The way I try to look at it is to put yourself in the other person’s shoes before reacting and try to understand their situation. Even if you do find yourself losing it for a moment its never too late to say you’re sorry. Stop, listen and work the problem out because most squabbles in life are rather small and you often find yourself laughing at the reasoning behind it after the fact.
As they say, every band needs a leader and it’s actually rather important that you understand whose role that is. In my younger years it seemed like we all just wanted to be a band and would all share that role, but it always became apparent that there were too many cooks in the kitchen. Bands are artists. Artists are typically emotional and very passionate people and to me that is why the music industry is easily the greatest industry to work in. Unfortunately band members will never see eye to eye on all things, so someone has to take that role and maintain the respect of the band members or you’ll have a mutiny eventually … Over my band’s history, we have had members leave or get fired for all kinds of reasons; medical, work, excessive alcohol, fights, band member on band member’s gal, incarceration, but the one that still reigns king of the chopping block is drama. This leans on Ronnie Montrose’s balanced wheel philosophy of a rock band needing four wheels to travel down the road of rock-n-roll. One unstable wheel and you are going to have a blow out, so make sure you have a spare! So when the day comes where you have to can a band member, another Ronnie Montrose and Sammy Hagar situation, both guys who are very talented artists in their own right, but again, it all comes back to too many cooks in the kitchen.

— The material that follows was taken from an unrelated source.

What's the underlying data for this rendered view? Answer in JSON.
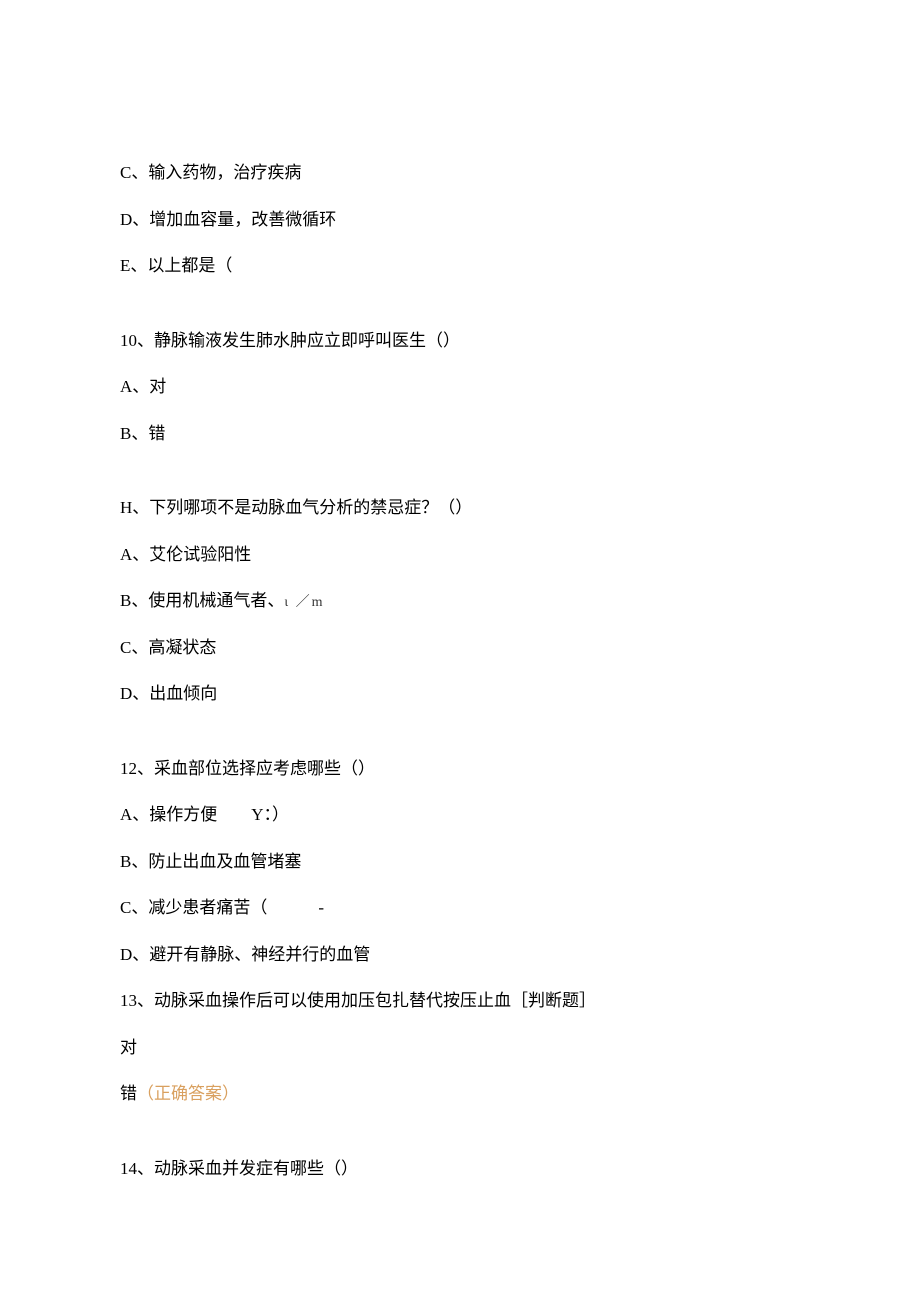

In this case it becomes more a matter of knowing how to let a person down gracefully and still maintain their friendship. Honesty is usually always the best policy even if sometimes honesty can really hurt. So try to treat people the way you would want to be treated in the same situation.
I was looking for some sort of band ten commandments as a general guideline as to how most bands should try to carry themselves but all I found were jokes, so I ended up at the Bible’s Ten Commandments in which many of those ring true even in that format. Unfortunately some things do come to an end and helps create new offshoot bands, solo careers and more. I often bring prior members back into the band for an occasional fill-in for a band member that’s out for a gig. Maintaining that family vibe throughout your local music community is a very good thing. I feel extremely lucky in our region that local bands work together with little to no animosity, helping promote each other instead just waiving their own flag. That to me is what it’s all about. Friends helping friends and music is such a good way to share that with everyone we meet.
In summary, just be good humans, treat everyone with the respect you would appreciate in return, communicate positively and don’t be too stubborn to say you’re sorry. As the show must go on.